The crosses which are carved out of oak are linked to Catholic rituals as well as to Harvest celebrations. They represent a culture that is more than 400 years old, whose roots are rechristened and ought to be found in pagan traditions.
Lithuanian paganism reinstates the link between man and nature and sees other polytheistic traditional faiths, including Hindu, to be more acceptable than either monotheism or atheism.
Lithuanian language holds similarities to Sanskrit because both languages fall under the branch of Proto Indo-European.
Modern paganism is called Romuva. The Romuva are the fastest-growing religious community in Lithuania. Their membership has increased from 1270 to some 5100 between censae years 2001 and 2011. Romuva was named after a temple of tranquility that existed in the pre-medieval period, founded by the Lithuanian duke Skirmantas.

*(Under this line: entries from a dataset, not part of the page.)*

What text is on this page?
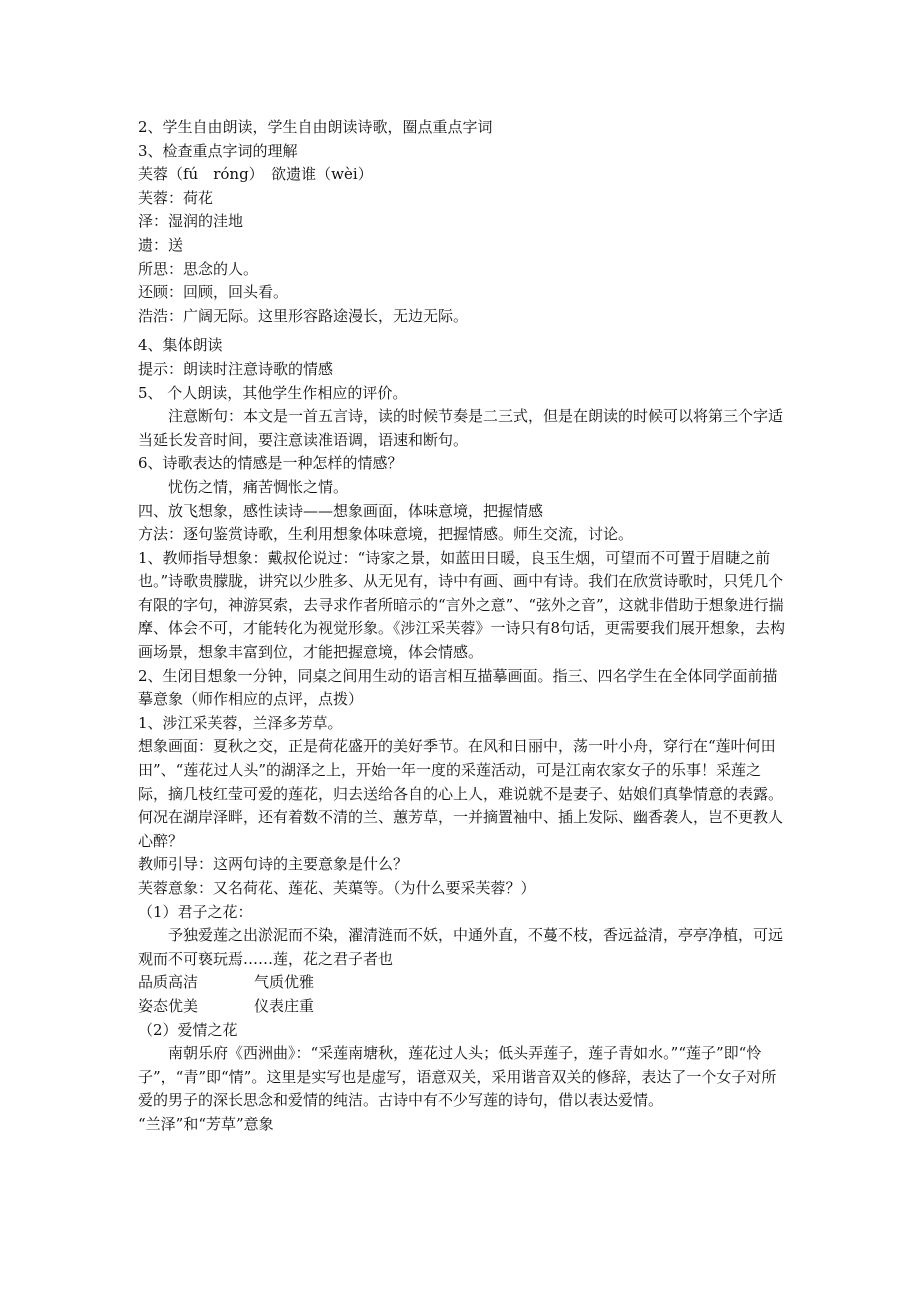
2、学生自由朗读，学生自由朗读诗歌，圈点重点字词

3、检查重点字词的理解

芙蓉（fú　róng）　欲遗谁（wèi）

芙蓉：荷花

泽：湿润的洼地

遗：送

所思：思念的人。

还顾：回顾，回头看。

浩浩：广阔无际。这里形容路途漫长，无边无际。

4、集体朗读

提示：朗读时注意诗歌的情感

5、 个人朗读，其他学生作相应的评价。

注意断句：本文是一首五言诗，读的时候节奏是二三式，但是在朗读的时候可以将第三个字适当延长发音时间，要注意读准语调，语速和断句。

6、诗歌表达的情感是一种怎样的情感？

忧伤之情，痛苦惆怅之情。

四、放飞想象，感性读诗——想象画面，体味意境，把握情感

方法：逐句鉴赏诗歌，生利用想象体味意境，把握情感。师生交流，讨论。

1、教师指导想象：戴叔伦说过：“诗家之景，如蓝田日暖，良玉生烟，可望而不可置于眉睫之前也。”诗歌贵朦胧，讲究以少胜多、从无见有，诗中有画、画中有诗。我们在欣赏诗歌时，只凭几个有限的字句，神游冥索，去寻求作者所暗示的“言外之意”、“弦外之音”，这就非借助于想象进行揣摩、体会不可，才能转化为视觉形象。《涉江采芙蓉》一诗只有8句话，更需要我们展开想象，去构画场景，想象丰富到位，才能把握意境，体会情感。

2、生闭目想象一分钟，同桌之间用生动的语言相互描摹画面。指三、四名学生在全体同学面前描摹意象（师作相应的点评，点拨）

1、涉江采芙蓉，兰泽多芳草。

想象画面：夏秋之交，正是荷花盛开的美好季节。在风和日丽中，荡一叶小舟，穿行在“莲叶何田田”、“莲花过人头”的湖泽之上，开始一年一度的采莲活动，可是江南农家女子的乐事！采莲之际，摘几枝红莹可爱的莲花，归去送给各自的心上人，难说就不是妻子、姑娘们真挚情意的表露。何况在湖岸泽畔，还有着数不清的兰、蕙芳草，一并摘置袖中、插上发际、幽香袭人，岂不更教人心醉？

教师引导：这两句诗的主要意象是什么？

芙蓉意象：又名荷花、莲花、芙蕖等。（为什么要采芙蓉？）

（1）君子之花：

予独爱莲之出淤泥而不染，濯清涟而不妖，中通外直，不蔓不枝，香远益清，亭亭净植，可远观而不可亵玩焉……莲，花之君子者也

品质高洁	气质优雅

姿态优美	仪表庄重

（2）爱情之花

南朝乐府《西洲曲》：“采莲南塘秋，莲花过人头；低头弄莲子，莲子青如水。”“莲子”即“怜子”，“青”即“情”。这里是实写也是虚写，语意双关，采用谐音双关的修辞，表达了一个女子对所爱的男子的深长思念和爱情的纯洁。古诗中有不少写莲的诗句，借以表达爱情。

“兰泽”和“芳草”意象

Crosses are between one and five metres high and are often adorned with a small roof and floral or geometric decorations. Once the cross has been consecrated by the priest, it takes on a unique sacred significance.
At the crosses, different offerings are sometimes made during prayer requests, including food, coloured scarves or aprons which symbolise fertility! The crosses are placed on roadsides, on entrances to the villages, near other monuments or in cemeteries.
The most famous Lithuanian cross crafter was Vincas Svirskis (1835-1916) whose crosses are now kept in national museums.